As we prepared to leave after
the customary picture-taking and selfies, Fr. Reyes began talking to our group.
Without the cameras and recorders, he was somehow a different person. The
conversation went from the environment, to priests and bishops, to politics and
politicians and of course, to the Mamasapano event.
This Fr. Reyes was then a
more no-holds barred person and I was slowly realizing that he was not what I
really pictured him to be. I understood the fact that he has to maintain a
sense of decorum when talking in public—especially to the media as he is often
misquoted and his interviews cut drastically that his statements are taken so
way out of context. The conversation lasted for another hour before we all
decided to meet again later that night.
The dinner that followed made
me fully realize that Fr. Reyes is a person who not only lives out his ideas
and beliefs but more so acts on them. He does understand that his voice alone
would not amount to anything which is why he tries to affect others to firstly
understand his points of views and when they do, to help him help others
understand too.
The fact that we all mostly
wanted the same things made conversations subtler and understandings deeper.

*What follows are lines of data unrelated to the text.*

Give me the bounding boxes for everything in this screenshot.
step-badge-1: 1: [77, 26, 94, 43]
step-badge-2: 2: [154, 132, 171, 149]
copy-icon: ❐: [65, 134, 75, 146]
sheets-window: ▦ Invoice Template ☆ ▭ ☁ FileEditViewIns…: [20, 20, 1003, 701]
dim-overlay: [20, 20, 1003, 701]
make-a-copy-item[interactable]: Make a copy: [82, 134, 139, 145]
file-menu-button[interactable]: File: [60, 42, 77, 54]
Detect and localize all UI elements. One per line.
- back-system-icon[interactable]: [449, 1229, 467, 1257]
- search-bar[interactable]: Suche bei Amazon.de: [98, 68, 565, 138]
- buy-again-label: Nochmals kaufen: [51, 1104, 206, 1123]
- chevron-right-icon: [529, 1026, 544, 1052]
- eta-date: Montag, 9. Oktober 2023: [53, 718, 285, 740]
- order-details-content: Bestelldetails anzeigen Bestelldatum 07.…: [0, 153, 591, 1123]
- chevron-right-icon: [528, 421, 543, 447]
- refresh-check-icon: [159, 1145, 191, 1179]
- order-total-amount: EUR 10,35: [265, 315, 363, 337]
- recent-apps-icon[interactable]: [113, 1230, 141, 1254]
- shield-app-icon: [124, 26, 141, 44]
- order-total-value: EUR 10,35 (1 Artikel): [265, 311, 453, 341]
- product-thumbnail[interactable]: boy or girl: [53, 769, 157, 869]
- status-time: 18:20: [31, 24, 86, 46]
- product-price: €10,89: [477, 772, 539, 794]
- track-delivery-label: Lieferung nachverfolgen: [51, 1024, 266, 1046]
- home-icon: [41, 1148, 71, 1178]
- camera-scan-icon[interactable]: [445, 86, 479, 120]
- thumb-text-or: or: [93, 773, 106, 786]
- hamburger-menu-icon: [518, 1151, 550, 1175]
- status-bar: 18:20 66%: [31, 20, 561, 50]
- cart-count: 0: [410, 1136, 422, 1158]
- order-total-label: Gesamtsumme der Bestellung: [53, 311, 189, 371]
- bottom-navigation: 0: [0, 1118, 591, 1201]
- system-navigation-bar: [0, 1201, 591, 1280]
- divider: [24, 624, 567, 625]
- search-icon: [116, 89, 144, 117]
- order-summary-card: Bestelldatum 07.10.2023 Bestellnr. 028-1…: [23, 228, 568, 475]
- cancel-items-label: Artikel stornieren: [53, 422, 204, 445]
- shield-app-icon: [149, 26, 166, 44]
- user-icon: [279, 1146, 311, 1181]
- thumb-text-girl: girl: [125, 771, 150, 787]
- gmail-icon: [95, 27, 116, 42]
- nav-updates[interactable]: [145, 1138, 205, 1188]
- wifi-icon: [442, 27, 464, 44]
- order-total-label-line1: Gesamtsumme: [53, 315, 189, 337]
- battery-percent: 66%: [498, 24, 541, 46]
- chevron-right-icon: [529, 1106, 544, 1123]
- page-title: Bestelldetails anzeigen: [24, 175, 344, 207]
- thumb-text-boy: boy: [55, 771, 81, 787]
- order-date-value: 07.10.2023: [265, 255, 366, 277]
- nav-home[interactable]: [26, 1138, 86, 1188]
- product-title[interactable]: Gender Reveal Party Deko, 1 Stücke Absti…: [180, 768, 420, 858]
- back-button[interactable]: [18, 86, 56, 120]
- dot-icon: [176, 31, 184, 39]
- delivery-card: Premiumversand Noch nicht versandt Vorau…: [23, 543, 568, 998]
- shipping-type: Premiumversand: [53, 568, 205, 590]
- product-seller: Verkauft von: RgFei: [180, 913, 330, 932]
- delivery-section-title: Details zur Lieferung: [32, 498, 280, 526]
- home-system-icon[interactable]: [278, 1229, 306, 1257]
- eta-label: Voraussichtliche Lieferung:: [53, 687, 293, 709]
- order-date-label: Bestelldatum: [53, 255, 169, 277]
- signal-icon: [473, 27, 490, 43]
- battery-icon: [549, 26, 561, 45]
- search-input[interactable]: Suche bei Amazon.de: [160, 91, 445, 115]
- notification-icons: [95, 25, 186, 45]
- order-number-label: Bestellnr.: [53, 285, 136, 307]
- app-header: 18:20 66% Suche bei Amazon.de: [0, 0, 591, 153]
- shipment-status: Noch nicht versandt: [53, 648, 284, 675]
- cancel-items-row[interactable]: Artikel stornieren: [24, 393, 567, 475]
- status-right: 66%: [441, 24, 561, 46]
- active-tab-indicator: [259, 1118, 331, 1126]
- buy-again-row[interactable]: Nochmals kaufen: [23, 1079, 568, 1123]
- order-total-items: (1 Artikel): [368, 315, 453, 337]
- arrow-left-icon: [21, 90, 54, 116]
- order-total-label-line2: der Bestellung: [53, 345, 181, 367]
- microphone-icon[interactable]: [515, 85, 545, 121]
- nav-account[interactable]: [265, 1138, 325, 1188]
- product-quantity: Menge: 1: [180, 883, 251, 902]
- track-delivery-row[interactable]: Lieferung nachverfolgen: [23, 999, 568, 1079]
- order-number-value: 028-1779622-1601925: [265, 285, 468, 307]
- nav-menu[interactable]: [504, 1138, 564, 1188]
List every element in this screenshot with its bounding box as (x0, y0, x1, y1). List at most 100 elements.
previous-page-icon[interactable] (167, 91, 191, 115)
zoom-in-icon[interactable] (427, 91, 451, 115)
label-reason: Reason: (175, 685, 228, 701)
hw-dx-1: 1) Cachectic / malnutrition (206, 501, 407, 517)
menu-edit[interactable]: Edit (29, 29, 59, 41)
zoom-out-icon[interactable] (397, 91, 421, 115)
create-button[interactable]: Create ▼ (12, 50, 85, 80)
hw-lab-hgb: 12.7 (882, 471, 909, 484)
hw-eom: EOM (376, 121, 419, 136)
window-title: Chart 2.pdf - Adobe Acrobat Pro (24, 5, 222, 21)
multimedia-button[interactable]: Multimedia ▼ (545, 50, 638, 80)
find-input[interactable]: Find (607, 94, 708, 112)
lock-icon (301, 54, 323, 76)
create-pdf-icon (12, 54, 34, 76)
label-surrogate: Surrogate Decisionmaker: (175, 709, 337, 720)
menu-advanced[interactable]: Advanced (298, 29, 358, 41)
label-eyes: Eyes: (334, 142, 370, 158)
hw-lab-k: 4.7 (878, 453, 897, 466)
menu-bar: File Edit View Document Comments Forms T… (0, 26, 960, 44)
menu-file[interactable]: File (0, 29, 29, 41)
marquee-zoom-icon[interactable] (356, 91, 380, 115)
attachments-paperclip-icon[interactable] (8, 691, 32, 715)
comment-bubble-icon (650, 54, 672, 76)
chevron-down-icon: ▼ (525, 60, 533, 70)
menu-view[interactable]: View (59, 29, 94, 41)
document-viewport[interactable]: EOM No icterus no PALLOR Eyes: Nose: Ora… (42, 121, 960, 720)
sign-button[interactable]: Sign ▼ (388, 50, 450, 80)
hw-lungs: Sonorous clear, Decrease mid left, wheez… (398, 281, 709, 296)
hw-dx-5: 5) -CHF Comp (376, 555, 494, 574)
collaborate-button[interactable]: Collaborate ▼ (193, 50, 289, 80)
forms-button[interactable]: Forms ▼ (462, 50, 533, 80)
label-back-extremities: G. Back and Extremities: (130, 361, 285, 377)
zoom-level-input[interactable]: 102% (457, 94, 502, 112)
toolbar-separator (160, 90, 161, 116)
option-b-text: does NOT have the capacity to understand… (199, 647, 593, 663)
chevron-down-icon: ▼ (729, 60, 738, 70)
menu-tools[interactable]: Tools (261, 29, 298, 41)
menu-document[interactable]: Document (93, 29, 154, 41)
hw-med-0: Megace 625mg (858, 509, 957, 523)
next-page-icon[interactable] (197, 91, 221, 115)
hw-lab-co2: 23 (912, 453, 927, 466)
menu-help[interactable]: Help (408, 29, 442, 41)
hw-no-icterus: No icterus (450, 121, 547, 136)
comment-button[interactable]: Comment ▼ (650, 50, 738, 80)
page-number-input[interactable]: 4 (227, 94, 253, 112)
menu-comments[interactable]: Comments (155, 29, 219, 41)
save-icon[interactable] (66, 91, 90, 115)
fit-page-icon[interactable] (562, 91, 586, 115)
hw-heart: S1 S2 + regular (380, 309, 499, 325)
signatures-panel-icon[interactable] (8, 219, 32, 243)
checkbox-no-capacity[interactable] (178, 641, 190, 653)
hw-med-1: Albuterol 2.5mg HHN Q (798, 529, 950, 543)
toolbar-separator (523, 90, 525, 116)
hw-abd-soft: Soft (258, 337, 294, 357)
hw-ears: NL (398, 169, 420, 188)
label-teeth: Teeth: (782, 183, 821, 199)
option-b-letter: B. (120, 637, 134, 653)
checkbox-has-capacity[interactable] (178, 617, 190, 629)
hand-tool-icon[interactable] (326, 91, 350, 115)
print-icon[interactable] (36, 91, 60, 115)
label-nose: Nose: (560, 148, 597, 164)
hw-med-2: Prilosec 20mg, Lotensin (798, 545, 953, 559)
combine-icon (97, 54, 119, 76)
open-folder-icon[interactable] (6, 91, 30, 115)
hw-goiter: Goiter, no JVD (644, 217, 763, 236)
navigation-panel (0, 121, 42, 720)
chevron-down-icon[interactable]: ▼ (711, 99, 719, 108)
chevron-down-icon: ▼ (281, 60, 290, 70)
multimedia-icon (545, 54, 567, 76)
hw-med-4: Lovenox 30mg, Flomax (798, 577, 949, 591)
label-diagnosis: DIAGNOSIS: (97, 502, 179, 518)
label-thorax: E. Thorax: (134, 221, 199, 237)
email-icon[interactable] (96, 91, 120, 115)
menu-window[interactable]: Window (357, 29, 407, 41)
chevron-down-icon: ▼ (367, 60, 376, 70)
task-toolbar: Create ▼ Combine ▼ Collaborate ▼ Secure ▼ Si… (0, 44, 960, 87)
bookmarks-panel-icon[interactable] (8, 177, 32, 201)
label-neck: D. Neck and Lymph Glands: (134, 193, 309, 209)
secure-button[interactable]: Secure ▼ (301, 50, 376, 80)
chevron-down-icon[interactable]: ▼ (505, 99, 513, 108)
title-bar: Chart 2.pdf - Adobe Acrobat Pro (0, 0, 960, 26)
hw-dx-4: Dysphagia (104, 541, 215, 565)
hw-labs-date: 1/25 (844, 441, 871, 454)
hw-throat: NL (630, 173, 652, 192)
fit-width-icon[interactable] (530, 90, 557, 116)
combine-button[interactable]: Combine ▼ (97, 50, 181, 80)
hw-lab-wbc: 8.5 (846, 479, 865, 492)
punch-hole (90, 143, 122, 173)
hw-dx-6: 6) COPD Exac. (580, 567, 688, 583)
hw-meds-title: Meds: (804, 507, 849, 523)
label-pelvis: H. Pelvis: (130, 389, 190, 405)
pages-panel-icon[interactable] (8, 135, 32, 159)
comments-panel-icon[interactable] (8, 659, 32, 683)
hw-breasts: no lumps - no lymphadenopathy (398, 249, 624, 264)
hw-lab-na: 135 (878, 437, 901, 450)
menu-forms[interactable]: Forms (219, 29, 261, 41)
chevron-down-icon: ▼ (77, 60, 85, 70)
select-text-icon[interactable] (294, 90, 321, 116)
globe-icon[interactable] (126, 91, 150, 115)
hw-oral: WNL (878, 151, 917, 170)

The only significant difference we had was that he was walking—or running—the
talk while I mostly lost my will to act to apathy and indifference.
Fr. Reyes was in Ilocos Norte
for two days in an attempt to save hundreds of trees in Currimao from murderous
chainsaws. During his short stay, he also learned—from Governor Imee R. Marcos
herself—that hundreds more trees in Burgos are also in peril from the wind farm
operator there.
He was told that thousands of
seedlings would be planted for every tree cut but he stressed that this will
never be enough as this would be akin to “killing a mayor and then trying to
replace him with 10 new mayors.” Truth be told, most of those trees have been
there before most of us have been born. Not only are they here first; they have
also been supporting our ecology long before we understood what that word
meant. Cutting them and replacing them with hundreds of seedlings would not
guarantee that their place in the ecology would be filled immediately. Rather
it would take those seedlings decades before they can get up to the same level.
And with climate change bearing down on us, cutting the only living things that
can help us stop or even mitigate its effects is nothing short of sheer idiocy.
The solar power project is a
“green” project designed to help wean away this world from carbon-polluting
power sources in the long term. But cutting hundreds of trees for this project
poses the most extreme irony of all: an environment-friendly project that needs
to destroy the environment first.
The two-day stay will never
be enough to make every Ilocano—or even most Ilocanos for that matter—in Ilocos
Norte understand the importance of trees and thus the need to save them from
being cut. And he can run from the farthest corner of the province to the other
corner and he may still fail in his attempt to save those trees.
The only persons who can save
those trees are us. And Fr. Reyes is simply making us understand why we need to
save them. We can either listen or shut our ears; but in the end it will be us
who will have to face the consequences and no one else.